Lithium-ion batteries have massively improved in the last half-decade, but there are still issues. The biggest, especially for EVs, is that charging takes too long to make them as useful as regular cars for highway driving. Researchers from the University of Warwick (WMG) have discovered that we may not need to be so patient, though. They developed a new type of sensor that measures internal battery temperatures and discovered that we can probably recharge them up to five times quicker without overheating problems.

Overcharging a lithium-ion battery anode can lead to lithium buildup, which can break through a battery's separator, create a short-circuit and cause catastrophic failure. That can cause the electrolyte to emit gases and literally blow up the battery, so manufacturers impose strict charging power limits to prevent it.

Those limits are based on hard-to-measure internal temperatures, however, which is where the WMG probe comes in. It's a fiber optic sensor, protected by a chemical layer that can be directly inserted into a lithium-ion cell to give highly precise thermal measurements without affecting its performance.

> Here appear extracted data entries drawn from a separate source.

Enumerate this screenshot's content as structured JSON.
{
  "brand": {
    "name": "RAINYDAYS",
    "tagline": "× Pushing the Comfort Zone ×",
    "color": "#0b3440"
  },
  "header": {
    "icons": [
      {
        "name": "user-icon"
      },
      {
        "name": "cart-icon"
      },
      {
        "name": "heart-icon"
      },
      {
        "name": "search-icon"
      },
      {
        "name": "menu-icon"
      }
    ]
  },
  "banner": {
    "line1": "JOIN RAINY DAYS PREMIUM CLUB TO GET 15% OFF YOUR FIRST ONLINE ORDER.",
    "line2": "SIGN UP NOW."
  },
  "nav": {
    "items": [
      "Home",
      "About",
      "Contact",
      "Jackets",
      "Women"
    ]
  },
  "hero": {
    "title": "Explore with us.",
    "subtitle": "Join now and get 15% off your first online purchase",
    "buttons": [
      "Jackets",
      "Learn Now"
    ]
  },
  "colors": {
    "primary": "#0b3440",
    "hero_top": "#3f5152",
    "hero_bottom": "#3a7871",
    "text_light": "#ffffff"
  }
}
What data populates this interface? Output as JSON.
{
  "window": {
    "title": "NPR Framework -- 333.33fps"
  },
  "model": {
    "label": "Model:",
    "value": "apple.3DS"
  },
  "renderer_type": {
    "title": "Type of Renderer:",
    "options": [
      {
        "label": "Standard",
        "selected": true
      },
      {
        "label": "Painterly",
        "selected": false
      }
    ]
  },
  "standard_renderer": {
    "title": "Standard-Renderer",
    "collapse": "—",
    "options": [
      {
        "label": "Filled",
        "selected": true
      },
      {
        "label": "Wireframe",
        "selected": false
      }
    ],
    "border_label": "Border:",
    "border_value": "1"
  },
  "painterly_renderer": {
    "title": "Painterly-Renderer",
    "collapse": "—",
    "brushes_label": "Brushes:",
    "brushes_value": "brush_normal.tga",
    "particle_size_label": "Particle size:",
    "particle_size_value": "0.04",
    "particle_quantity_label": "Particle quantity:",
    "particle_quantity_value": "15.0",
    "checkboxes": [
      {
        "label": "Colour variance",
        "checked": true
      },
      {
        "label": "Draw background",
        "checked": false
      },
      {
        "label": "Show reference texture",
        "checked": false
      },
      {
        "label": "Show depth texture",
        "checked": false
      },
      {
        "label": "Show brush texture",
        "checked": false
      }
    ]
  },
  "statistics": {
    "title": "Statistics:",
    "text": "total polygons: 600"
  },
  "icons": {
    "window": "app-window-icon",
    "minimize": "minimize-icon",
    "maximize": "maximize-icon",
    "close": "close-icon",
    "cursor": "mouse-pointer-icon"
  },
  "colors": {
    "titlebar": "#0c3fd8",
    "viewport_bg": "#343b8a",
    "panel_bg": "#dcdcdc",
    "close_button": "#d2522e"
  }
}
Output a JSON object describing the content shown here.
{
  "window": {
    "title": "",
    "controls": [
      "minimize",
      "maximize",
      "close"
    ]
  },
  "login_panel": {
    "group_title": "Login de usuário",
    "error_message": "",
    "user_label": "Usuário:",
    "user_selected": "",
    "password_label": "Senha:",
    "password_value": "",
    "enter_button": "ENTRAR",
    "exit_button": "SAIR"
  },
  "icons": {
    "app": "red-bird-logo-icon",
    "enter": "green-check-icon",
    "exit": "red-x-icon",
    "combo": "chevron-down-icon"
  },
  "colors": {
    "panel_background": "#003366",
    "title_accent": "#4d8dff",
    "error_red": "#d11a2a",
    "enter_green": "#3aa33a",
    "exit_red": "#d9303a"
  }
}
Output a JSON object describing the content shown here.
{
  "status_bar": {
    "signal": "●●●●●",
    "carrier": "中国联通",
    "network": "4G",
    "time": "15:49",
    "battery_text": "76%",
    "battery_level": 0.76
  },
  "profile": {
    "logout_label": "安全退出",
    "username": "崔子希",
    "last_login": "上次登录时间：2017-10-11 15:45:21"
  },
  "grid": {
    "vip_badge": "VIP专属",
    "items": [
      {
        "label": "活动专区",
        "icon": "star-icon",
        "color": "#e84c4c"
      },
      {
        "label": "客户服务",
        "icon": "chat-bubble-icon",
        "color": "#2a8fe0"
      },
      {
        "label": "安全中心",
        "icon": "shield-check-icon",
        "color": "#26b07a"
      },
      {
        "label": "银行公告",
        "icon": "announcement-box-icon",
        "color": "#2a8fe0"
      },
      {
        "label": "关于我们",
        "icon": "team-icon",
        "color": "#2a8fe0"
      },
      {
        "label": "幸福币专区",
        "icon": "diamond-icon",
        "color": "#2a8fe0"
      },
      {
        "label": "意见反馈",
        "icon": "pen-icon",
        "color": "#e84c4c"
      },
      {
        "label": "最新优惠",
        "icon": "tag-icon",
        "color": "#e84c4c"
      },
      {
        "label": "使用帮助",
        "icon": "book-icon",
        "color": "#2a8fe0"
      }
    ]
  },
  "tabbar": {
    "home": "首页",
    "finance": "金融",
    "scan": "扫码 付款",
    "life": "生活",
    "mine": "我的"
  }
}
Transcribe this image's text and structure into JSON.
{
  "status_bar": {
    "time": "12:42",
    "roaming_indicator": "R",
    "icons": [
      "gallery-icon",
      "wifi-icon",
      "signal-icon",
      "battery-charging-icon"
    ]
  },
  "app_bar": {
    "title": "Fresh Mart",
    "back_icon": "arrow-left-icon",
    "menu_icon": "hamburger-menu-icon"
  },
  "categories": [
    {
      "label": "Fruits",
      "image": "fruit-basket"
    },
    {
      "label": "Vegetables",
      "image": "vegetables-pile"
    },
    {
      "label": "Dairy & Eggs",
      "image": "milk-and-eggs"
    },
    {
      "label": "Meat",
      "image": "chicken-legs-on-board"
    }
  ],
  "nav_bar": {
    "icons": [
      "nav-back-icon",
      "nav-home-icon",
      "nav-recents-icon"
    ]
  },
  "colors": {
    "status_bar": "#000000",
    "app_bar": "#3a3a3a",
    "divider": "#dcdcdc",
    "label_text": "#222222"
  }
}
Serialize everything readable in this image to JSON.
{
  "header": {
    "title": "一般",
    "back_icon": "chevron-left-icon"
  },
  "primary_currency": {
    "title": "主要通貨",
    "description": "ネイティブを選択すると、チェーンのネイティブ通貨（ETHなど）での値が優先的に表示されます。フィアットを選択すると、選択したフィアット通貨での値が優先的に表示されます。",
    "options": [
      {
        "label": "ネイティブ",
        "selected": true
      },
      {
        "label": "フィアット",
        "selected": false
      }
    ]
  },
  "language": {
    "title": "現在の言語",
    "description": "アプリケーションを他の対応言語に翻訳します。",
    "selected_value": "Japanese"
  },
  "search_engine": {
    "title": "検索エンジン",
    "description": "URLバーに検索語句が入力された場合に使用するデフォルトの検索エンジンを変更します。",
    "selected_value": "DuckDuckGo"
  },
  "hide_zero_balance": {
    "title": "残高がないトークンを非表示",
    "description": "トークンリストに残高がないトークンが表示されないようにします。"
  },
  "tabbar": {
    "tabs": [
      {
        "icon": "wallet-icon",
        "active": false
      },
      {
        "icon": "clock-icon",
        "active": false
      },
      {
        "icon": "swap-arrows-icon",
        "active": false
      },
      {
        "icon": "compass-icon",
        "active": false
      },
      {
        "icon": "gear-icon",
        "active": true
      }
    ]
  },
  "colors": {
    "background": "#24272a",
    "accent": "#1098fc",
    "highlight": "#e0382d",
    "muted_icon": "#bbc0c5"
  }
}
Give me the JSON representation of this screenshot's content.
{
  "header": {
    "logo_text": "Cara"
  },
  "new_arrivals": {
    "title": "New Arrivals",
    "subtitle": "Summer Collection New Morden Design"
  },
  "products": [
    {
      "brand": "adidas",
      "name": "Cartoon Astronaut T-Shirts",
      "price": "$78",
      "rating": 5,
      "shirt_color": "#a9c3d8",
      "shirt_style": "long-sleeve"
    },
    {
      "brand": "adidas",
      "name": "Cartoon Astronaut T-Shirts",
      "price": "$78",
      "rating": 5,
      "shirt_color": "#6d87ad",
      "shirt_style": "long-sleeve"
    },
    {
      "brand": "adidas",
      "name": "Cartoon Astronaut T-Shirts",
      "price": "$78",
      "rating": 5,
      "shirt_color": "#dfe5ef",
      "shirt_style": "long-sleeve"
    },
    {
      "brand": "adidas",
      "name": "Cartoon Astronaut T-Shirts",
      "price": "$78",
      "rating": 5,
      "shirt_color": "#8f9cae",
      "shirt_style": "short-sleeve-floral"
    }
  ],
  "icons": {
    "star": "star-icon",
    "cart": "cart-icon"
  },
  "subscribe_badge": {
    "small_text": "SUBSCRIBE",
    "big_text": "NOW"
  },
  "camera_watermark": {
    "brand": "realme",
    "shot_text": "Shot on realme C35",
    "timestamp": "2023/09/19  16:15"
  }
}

The team tested the sensor on standard 18650 li-ion cells, used in Tesla's Model S and X, among other EVs. They discovered that they can be charged five times faster than previously thought without damage. Such speeds would reduce battery life, but if used judiciously, the impact would be minimized, said lead researcher Dr. Tazdin Amietszajew.

Faster charging as always comes at the expense of overall battery life but many consumers would welcome the ability to charge a vehicle battery quickly when short journey times are required and then to switch to standard charge periods at other times.

There's still some work to do. While the research showed the li-ion cells can support higher temperatures, EVs and charging systems would have to have "precisely tuned profiles/limits" to prevent problems. It's also not clear how battery makers would install the sensors in the cells.

Nevertheless, it shows a lot of promise for much faster charging speeds in the near future. Even if battery capacities stayed the same, charging in 5 minutes instead of 25 could flip a lot of drivers over to the green side.